Leishman's third son, James Fleming, was ordained to succeed him at Linton (7 March 1895), and thereupon Leishman removed to Edinburgh. There he died on 13 July 1904, and was buried at Linton. At Hoselaw, in a remote corner of the parish where Leishman used to conduct cottage services, a chapel was erected by public subscription to his memory in 1906 (Scot. Ecclesiological Soc. Trans, iii. 90). Leishman married, on Lady Day 1857, his cousin, Christina Balmanno Fleming, who died on 15 June 1868. Five sons and two daughters survived him.

Leishman, whose manners abounded in gentle dignity, was described by A. K. H. Boyd [q. v. Suppl.

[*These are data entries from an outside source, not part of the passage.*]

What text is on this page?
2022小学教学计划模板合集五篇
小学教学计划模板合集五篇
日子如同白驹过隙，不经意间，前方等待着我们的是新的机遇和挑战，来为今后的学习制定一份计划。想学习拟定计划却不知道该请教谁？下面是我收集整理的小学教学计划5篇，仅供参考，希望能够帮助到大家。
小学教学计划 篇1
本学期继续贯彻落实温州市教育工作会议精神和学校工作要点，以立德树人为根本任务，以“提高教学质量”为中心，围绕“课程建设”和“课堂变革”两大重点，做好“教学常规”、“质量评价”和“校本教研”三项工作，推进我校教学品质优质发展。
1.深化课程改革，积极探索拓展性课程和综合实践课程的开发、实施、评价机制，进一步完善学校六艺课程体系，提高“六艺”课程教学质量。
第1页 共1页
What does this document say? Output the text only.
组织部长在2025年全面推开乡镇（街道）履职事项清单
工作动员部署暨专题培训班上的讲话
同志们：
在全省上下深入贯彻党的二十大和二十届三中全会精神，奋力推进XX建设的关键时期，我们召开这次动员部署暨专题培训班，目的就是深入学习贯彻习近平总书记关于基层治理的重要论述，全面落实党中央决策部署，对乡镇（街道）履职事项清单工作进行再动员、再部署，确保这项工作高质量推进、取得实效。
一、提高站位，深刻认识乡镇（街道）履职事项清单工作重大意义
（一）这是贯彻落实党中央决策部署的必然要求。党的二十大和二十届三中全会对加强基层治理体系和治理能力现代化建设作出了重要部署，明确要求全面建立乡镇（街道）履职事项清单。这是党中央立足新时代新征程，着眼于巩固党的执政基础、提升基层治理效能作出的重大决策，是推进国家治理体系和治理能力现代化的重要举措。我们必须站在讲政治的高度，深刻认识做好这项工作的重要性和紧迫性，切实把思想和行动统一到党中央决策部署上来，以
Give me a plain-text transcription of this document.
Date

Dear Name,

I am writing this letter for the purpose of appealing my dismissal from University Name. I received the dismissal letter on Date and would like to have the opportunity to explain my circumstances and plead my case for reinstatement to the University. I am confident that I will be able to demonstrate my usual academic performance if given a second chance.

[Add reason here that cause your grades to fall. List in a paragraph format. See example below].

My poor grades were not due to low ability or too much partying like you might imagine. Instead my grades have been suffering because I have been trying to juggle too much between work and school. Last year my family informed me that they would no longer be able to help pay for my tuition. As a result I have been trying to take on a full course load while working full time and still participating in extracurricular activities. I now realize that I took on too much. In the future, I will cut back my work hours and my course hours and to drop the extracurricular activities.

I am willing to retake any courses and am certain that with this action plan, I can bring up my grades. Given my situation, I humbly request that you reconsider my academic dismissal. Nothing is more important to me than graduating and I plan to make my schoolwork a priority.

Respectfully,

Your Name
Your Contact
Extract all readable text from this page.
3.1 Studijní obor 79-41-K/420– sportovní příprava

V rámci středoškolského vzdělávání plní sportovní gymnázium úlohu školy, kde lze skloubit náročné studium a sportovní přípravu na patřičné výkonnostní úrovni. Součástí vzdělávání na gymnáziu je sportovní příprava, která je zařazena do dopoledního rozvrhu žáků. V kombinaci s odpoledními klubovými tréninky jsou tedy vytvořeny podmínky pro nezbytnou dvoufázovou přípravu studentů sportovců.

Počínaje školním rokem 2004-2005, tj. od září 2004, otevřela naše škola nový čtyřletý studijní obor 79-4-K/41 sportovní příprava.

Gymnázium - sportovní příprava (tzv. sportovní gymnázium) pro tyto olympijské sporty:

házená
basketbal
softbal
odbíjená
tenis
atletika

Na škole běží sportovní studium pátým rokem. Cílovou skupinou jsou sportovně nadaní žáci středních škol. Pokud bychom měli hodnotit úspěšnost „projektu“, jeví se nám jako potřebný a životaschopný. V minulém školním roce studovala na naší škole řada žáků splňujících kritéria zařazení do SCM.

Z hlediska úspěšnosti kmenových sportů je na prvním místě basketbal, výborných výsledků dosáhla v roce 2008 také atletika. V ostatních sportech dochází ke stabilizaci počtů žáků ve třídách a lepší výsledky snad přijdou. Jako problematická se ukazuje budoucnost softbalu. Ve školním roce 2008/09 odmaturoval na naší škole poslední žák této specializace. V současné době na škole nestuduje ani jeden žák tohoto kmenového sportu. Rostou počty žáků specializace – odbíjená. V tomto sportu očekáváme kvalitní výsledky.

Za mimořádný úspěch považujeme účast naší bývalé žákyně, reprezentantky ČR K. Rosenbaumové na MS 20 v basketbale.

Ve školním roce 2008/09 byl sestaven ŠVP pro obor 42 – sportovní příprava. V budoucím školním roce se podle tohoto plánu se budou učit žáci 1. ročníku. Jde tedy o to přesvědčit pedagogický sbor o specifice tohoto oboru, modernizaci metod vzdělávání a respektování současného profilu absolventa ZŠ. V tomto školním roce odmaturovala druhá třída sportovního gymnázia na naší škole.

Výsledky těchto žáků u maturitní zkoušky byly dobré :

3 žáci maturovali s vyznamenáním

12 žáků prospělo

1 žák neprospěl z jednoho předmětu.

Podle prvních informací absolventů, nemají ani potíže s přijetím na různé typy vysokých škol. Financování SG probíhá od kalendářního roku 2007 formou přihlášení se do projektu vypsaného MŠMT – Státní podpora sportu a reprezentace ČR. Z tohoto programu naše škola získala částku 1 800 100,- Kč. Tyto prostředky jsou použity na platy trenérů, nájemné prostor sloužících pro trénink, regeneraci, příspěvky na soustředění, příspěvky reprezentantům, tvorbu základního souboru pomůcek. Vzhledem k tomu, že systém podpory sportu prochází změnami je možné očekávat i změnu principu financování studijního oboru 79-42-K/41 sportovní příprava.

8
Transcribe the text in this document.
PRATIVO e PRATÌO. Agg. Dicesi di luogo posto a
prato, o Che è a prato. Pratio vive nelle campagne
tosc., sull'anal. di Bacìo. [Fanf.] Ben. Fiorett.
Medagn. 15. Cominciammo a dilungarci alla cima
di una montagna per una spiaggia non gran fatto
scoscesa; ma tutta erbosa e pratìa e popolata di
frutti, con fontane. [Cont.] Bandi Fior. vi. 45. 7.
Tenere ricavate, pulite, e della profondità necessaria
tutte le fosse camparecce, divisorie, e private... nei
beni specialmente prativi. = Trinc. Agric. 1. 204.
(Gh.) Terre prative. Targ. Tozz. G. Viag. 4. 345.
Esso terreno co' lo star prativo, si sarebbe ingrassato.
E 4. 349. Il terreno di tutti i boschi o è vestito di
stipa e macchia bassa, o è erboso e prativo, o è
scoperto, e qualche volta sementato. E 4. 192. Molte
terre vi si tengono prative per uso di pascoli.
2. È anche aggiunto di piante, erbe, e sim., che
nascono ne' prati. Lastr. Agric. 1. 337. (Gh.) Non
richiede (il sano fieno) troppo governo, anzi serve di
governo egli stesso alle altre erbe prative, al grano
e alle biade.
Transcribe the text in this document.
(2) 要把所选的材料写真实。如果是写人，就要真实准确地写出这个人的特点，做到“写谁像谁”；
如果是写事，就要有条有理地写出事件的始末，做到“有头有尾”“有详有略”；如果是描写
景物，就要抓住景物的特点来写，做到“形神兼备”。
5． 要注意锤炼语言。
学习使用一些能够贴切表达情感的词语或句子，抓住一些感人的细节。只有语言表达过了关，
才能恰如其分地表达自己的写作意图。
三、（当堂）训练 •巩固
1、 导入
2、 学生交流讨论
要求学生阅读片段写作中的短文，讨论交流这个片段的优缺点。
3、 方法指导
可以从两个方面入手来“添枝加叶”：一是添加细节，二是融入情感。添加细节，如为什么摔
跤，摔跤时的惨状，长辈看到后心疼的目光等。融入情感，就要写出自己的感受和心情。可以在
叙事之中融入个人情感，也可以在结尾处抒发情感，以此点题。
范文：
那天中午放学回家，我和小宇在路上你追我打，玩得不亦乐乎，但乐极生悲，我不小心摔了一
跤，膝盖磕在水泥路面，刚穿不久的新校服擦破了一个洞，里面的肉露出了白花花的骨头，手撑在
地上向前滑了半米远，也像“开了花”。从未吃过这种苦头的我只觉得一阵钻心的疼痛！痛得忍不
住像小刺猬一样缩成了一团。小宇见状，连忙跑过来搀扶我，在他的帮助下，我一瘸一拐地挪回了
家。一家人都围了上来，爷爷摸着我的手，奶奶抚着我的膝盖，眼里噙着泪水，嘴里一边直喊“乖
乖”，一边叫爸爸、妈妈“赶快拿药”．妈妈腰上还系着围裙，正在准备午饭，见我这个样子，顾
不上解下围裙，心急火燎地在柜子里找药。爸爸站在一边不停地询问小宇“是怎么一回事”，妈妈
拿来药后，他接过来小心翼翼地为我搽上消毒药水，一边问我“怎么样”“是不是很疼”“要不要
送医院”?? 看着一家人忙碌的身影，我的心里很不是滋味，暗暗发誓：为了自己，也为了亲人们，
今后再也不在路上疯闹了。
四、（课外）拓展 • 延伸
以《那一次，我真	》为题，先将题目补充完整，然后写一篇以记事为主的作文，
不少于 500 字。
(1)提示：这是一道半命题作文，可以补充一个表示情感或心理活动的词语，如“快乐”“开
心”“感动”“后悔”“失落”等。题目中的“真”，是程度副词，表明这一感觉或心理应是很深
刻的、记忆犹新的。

I] as 'the ideal country parson, learned, devout, peace-loving, pretty close to the first meridian of clergyman and gentleman.' A fine photograph hangs in the moderators' portrait gallery in the Assembly Hall, High Street, Edinburgh.

Besides the works mentioned, Leishman contributed to the Church Service Society's series of Scottish liturgies and orders of divine service, an edition with introduction and notes of the Westminster Directory (Edinburgh, 1901).

[Diaries and correspondence in possession of his son; personal knowledge; Border Mag. iii. 28; publications of the Scottish Church Society; Blackwood's Mag., Nov. 1897; New Liturgies of the Scottish Kirk; Funeral Sermon by Rev. Dr. Sprott.]